白い部屋

あなたと宇宙を泳ぐ

20年後 - パウロ・コエーリョのE-CARDSより

拙訳

20年後
2006/4/18
パウロ・コエーリョ

レオンガーデンに座り、流れる川を見ながら。
今日は3月27日だ。

私の隣には妻のクリスティーナがいて、本を読んでいる。
ヨーロッパでは春が始まり、セーターはトランクの中にしまうことが出来る。私たちは何日も車で旅を続けていて、私たちの人生を印した場所を通っていた(クリスティーナは1990年にこの聖ジェームズの道を歩いたのだ)。
私たちは先を急いではいなかったが、たった1週間で500キロの道のりを踏破できた。

ミネラルウォーター。コーヒー。

会話する人。歩く人。

コーヒーもミネラルウォーターも飲んでいる人。

それは20年前、1986年7月または8月の午後のことだ。
コーヒー、ミネラルウォーター。会話する人。

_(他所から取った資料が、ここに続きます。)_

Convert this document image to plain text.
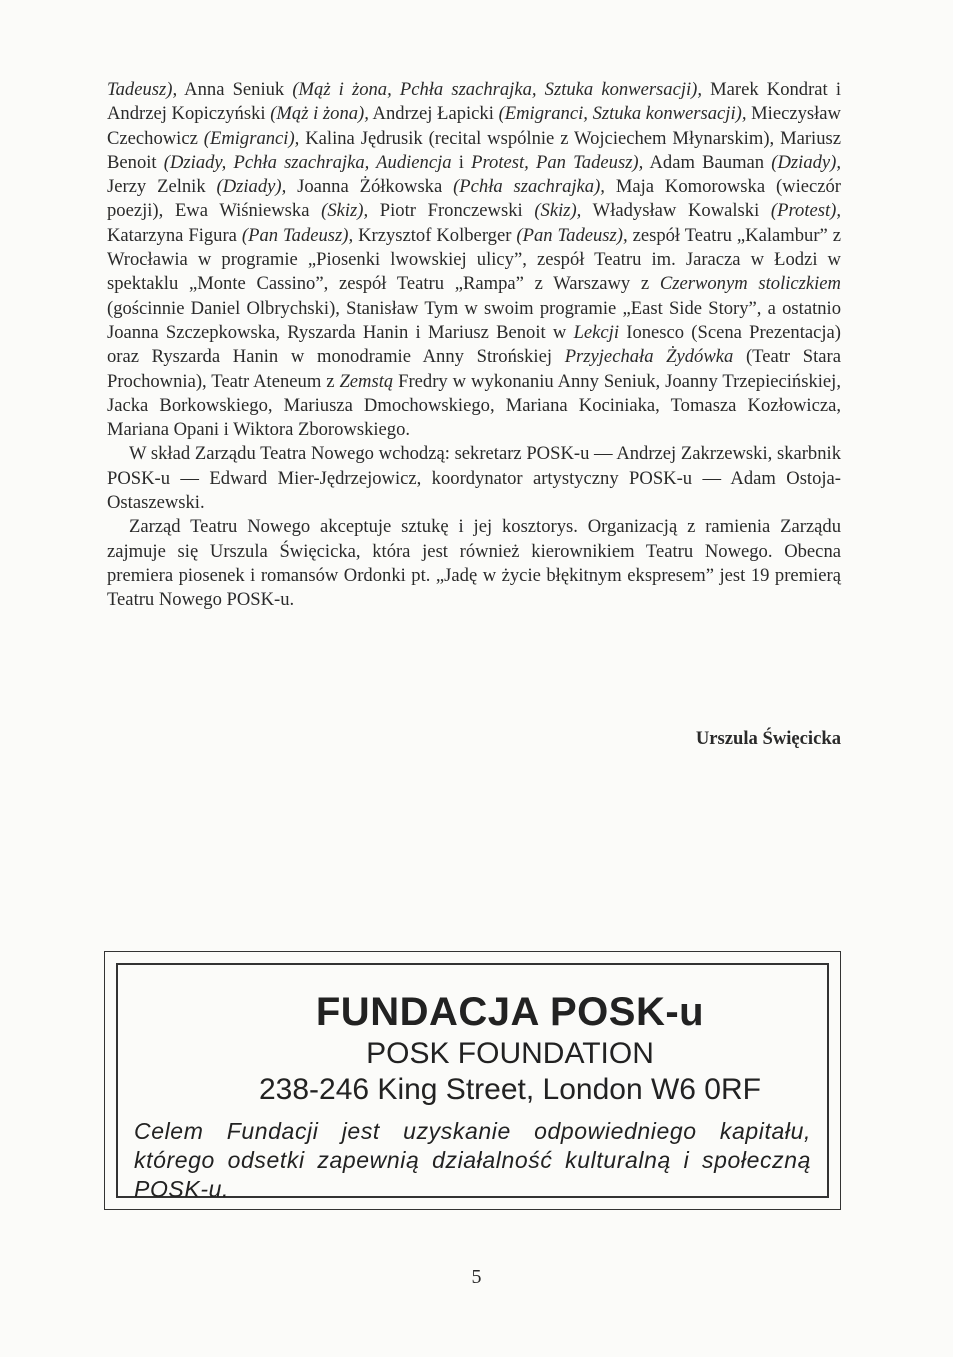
Tadeusz), Anna Seniuk (Mąż i żona, Pchła szachrajka, Sztuka konwersacji), Marek Kondrat i Andrzej Kopiczyński (Mąż i żona), Andrzej Łapicki (Emigranci, Sztuka konwersacji), Mieczysław Czechowicz (Emigranci), Kalina Jędrusik (recital wspólnie z Wojciechem Młynarskim), Mariusz Benoit (Dziady, Pchła szachrajka, Audiencja i Protest, Pan Tadeusz), Adam Bauman (Dziady), Jerzy Zelnik (Dziady), Joanna Żółkowska (Pchła szachrajka), Maja Komorowska (wieczór poezji), Ewa Wiśniewska (Skiz), Piotr Fronczewski (Skiz), Władysław Kowalski (Protest), Katarzyna Figura (Pan Tadeusz), Krzysztof Kolberger (Pan Tadeusz), zespół Teatru „Kalambur” z Wrocławia w programie „Piosenki lwowskiej ulicy”, zespół Teatru im. Jaracza w Łodzi w spektaklu „Monte Cassino”, zespół Teatru „Rampa” z Warszawy z Czerwonym stoliczkiem (gościnnie Daniel Olbrychski), Stanisław Tym w swoim programie „East Side Story”, a ostatnio Joanna Szczepkowska, Ryszarda Hanin i Mariusz Benoit w Lekcji Ionesco (Scena Prezentacja) oraz Ryszarda Hanin w monodramie Anny Strońskiej Przyjechała Żydówka (Teatr Stara Prochownia), Teatr Ateneum z Zemstą Fredry w wykonaniu Anny Seniuk, Joanny Trzepiecińskiej, Jacka Borkowskiego, Mariusza Dmochowskiego, Mariana Kociniaka, Tomasza Kozłowicza, Mariana Opani i Wiktora Zborowskiego.

W skład Zarządu Teatra Nowego wchodzą: sekretarz POSK-u — Andrzej Zakrzewski, skarbnik POSK-u — Edward Mier-Jędrzejowicz, koordynator artystyczny POSK-u — Adam Ostoja-Ostaszewski.

Zarząd Teatru Nowego akceptuje sztukę i jej kosztorys. Organizacją z ramienia Zarządu zajmuje się Urszula Święcicka, która jest również kierownikiem Teatru Nowego. Obecna premiera piosenek i romansów Ordonki pt. „Jadę w życie błękitnym ekspresem” jest 19 premierą Teatru Nowego POSK-u.

Urszula Święcicka
FUNDACJA POSK-u
POSK FOUNDATION
238-246 King Street, London W6 0RF
Celem Fundacji jest uzyskanie odpowiedniego kapitału, którego odsetki zapewnią działalność kulturalną i społeczną POSK-u.
5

歩く人。
だがこのときは、その風景はカストロヘリスに沿って広がる平原で構成されていて、私の誕生日が近づいていて、私はずいぶん前に「サン=ジャン=ピエ=ド=ポル」を出、今はコンポステーラの聖ジェームスに続く道の途中にいる。

私の歩く速度:1日20キロ。

前方の単調な景色を見る。どこからともなく現れたバーのそばで、ガイドもコーヒーを飲んでいる。
後方を振り返り、同じ単調な景色を見る。唯一違うのは、地面の埃に私の足跡があるところだ。
これは一時的なものだ。夜が訪れる前に、風がその足跡を消し去るだろうから。

全てが現実でないように思える。

私はここで何をしているのだ?たくさんの週が過ぎた後でもこの疑問は私について回る。

私は剣を探している。ラム教団(カトリックの小さな結社)で教わった儀式を達成しようとしているのだ。それは、世界の象徴的な言語を理解しようとする以外の秘密や神秘を持っていない。
私は考え始めていた。
私は騙されてきた。霊的な探求は意味をなさず、理論もない。おそらく、ブラジルに戻って、いつもやってきたことをやるのが最善なのかもしれない。

私はこの探求での自分の誠意を疑う。
なぜならその探求は、決して自らを明らかにしない神を見つけるために過大な作業を課すから。正しい時間に祈らなければならないから。奇妙な道を歩かなくてはならないから。修行を受けなくてはならないから。私には不合理に思える命令を受け入れる必要があるから。

それはこういうことだ。:つまり、私は自分の誠意を疑う。
道はあらゆる人のため、普通の人のためにある(それは私にとって本当にがっかりする考えだった)、とその頃いつもペトラスは言っていた。
私は考えていた。宇宙の原型に近づいたわずかな幸福な人の中に、私がしてきたあらゆる作業がユニークな場所を授けてくれるはずだと。
私は考えていた。チベットの賢者の秘密の政府に関するあらゆる話、以前は魅力さえ存在しなかった場所に愛を目覚めさせる力のある魔法のポーションの話や、天国の門が突然ひとりでに開く儀式の話、それらの話が真実だったということを最後に発見するだろうと。

だが、ペトラスが私に言っていたことは正反対だ。:「選ばれし者」などいない、と。
「私はここで何をしているのだ?」と自問する代わりに、心に熱意を目覚めさせることをすることを選べば、皆が選ばれたことになる。天国の門は熱意を持って仕事をする中で見つかる。
それが、愛が変容し、神により近い所に私たちを案内するやり方なのだ。

私たちを聖霊と繋ぐのは、数百数千の古典的な文書でなく熱意なのだ。奇跡が起きるのを可能にするのは、「秘密の儀式」や「秘伝の慣習」でなく、人生は奇跡であるという信念なのだ。
要するに、人生の神秘を明かそうとする理論ではなく、運命に従うという人間としての決意こそが彼を人間にさせるのだ。

そして私はここにいる。コンポステーラの聖ジェームスに続く道の途中だ。事が彼の言うように単純であるなら、この無意味な冒険を、なぜ私はしているのだろう?